Clear Channel, the media company that broadcasts Howard Stern, has decided to terminate his program in the face of FCC fines totaling $495,000. The New York Times yesterday quoted a statement posted by Stern on his website: "It is pretty shocking that governmental interference into our rights and free speech takes place in the U.S. It's hard to reconcile this with the 'land of the free' and the 'home of the brave."'
One hopes that minus his day job, Stern doesn’t take up a second career in the law. On second thought, perhaps he should go to law school; he might learn that free speech is not an unlimited right. It would be shocking if the government did not interfere with an assertion of unlimited free speech rights, shouting fire in a crowded theater for example, or burning a cross in a black family's front yard. To the extent that Stern broadcasts on public radio spectrum, he is beholden to standards of public decency, and defining those standards is the job of the government.

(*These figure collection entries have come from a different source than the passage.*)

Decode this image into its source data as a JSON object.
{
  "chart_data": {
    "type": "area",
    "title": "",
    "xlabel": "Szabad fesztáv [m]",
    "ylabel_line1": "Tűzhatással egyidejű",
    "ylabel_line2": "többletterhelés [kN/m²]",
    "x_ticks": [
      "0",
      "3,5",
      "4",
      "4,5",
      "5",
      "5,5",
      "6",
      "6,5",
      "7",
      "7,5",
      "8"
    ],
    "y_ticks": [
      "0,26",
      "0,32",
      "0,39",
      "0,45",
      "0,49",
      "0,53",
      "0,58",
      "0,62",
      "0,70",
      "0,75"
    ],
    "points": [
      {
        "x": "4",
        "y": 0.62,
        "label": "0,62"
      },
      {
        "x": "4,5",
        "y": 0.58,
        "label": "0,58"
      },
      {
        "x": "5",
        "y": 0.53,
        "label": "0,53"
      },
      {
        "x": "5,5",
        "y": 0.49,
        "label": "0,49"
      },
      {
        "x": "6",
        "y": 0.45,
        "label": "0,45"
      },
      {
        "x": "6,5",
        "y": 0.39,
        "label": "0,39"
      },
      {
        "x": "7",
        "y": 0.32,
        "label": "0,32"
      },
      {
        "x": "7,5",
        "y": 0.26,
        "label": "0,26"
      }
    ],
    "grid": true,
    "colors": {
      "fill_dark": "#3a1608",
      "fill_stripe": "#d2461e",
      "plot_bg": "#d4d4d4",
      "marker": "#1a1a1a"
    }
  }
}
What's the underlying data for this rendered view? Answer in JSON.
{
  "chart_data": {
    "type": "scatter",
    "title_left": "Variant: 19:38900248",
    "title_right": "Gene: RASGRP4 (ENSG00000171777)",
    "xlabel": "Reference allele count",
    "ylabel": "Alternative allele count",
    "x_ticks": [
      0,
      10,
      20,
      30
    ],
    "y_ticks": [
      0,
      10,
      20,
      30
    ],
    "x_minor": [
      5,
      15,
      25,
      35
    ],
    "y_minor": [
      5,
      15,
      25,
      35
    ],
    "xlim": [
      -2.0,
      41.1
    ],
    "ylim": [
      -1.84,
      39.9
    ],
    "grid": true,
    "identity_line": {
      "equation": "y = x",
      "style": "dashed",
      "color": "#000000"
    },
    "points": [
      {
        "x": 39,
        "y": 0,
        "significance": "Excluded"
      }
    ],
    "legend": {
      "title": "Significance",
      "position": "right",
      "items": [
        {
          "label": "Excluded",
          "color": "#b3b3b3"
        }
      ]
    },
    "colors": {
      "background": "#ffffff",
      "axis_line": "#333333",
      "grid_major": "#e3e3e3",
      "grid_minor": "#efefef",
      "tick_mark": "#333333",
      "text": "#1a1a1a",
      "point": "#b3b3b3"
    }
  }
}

That Stern doesn't get this is obscene.
Posted by publius at April 9, 2004 07:33 AMPeople make the argument that Howard Stern has been doing the same schtick for over 20 years. Why is he being persecuted now. I will tell you I listened to Howard in 1982 when he was on DC 101 and he was not nearly as obscene then. I listened in NJ when he moved to NY in 1987 and he was a little more obscene, but if they have recordings of the show it was much less obscene than now. Even in 1991 when I lived in Los Angeles I listened to Howard and he was a little more obscene.
But it is much worse now, what we accept on TV and radio, what gets an R rating, they are all much worse now than they were 20, 15 and 10 years ago. A line had to be drawn. It had become a competition over who could be cruder and push the envelope more, not who had talent, which I think Howard Stern does.
Thank you for your comments.
I agree with you on two points, first that Howard Stern has radio talent, and second that his program has become much cruder over the years.
While I haven't listened to Stern as much as you have, I do have some familiarity with his work and I have discerned a trend downward into the gutter. It is a trend that is matched by other so-called "Shock Jocks" and it is a trend that should be stopped.
There is no good reason why society should allow common decency standards to be subverted by the toilet humor of eighteen year old boys.